Sharing the cluster with HDFS and Map reduce might cause significant
problems. Mapreduce is very IO intensive and this might cause lot of
unnecessary hiccups in your cluster. I would suggest atleast providing
something like this, if you really want to share the nodes.
- atleast considerable amount of memory space say 400-500MB (depending on
your usage) for the java heap
- one dedicated disk not used by MR or Datanodes, so that ZooKeeper
performance is a little predictable for you.
On 3/8/10 10:58 AM, "David Rosenstrauch" <dar...@darose.net> wrote:
> I'm contemplating an upcoming zookeeper rollout and was wondering what
> the zookeeper brain trust here thought about a network deployment question:
> Is it generally considered bad practice to just deploy zookeeper on our
> existing hdfs/MR nodes?
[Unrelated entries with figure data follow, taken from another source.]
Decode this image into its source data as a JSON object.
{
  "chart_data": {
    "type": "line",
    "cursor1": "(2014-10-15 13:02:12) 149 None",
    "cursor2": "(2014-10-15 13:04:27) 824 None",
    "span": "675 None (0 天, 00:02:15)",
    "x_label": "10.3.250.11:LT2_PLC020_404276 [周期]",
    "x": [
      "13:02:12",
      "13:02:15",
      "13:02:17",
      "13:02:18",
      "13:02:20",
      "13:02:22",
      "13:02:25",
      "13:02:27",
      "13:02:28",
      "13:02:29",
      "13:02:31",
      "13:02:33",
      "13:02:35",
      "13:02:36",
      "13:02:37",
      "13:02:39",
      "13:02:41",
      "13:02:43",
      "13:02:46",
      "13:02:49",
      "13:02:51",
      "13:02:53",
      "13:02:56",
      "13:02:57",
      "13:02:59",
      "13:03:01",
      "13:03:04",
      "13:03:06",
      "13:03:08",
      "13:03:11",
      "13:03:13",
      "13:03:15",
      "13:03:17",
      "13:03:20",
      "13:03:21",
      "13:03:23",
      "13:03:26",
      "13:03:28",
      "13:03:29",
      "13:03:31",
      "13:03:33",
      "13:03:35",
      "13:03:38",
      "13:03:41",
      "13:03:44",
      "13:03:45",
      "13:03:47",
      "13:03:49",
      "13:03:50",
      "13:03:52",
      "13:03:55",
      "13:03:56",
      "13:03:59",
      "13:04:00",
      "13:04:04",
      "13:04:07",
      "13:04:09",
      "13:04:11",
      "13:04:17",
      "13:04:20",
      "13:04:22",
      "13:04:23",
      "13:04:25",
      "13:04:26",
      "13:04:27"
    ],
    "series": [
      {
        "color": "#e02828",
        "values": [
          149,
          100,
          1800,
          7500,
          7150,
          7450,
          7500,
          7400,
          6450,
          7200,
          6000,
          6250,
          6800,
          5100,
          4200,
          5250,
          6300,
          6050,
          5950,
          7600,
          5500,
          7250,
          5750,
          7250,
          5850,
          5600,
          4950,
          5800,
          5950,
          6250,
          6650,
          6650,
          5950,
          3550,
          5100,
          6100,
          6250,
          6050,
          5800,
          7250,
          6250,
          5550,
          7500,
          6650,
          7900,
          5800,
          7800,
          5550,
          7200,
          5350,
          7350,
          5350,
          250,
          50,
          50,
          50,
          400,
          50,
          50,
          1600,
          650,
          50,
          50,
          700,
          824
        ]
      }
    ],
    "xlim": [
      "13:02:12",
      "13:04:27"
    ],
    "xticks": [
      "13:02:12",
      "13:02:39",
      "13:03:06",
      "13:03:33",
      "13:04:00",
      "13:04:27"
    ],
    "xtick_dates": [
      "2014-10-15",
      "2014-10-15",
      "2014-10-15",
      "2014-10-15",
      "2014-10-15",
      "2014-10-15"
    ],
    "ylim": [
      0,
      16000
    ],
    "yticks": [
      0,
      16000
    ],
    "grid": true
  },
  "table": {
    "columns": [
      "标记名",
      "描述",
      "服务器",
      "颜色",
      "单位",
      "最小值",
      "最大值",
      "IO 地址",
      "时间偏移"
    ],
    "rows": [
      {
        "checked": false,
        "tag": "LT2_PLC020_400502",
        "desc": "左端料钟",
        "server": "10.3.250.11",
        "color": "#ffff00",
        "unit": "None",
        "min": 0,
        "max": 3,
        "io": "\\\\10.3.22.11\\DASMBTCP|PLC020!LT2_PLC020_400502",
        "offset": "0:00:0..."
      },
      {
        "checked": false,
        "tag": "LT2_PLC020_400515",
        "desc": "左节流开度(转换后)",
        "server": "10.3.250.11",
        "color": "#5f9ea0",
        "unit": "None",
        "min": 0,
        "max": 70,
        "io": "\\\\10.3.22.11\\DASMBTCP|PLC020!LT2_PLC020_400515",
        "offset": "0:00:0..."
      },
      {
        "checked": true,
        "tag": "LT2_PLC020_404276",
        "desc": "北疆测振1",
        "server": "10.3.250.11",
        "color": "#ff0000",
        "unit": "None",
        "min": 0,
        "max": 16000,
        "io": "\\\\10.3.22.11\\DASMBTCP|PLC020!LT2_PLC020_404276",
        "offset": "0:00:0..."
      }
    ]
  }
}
Or is it better to run zookeeper instances on
> their own dedicated nodes?
> On the one hand, we're not going to be making heavy-duty use of
> zookeeper, so it might be sufficient for zookeeper nodes to share box
> resources with HDFS & MR. On the other hand, though, I don't want
> zookeeper to become unavailable if the nodes are running a resource
> intensive job that's hogging CPU or network.
> What's generally considered best practice for Zookeeper?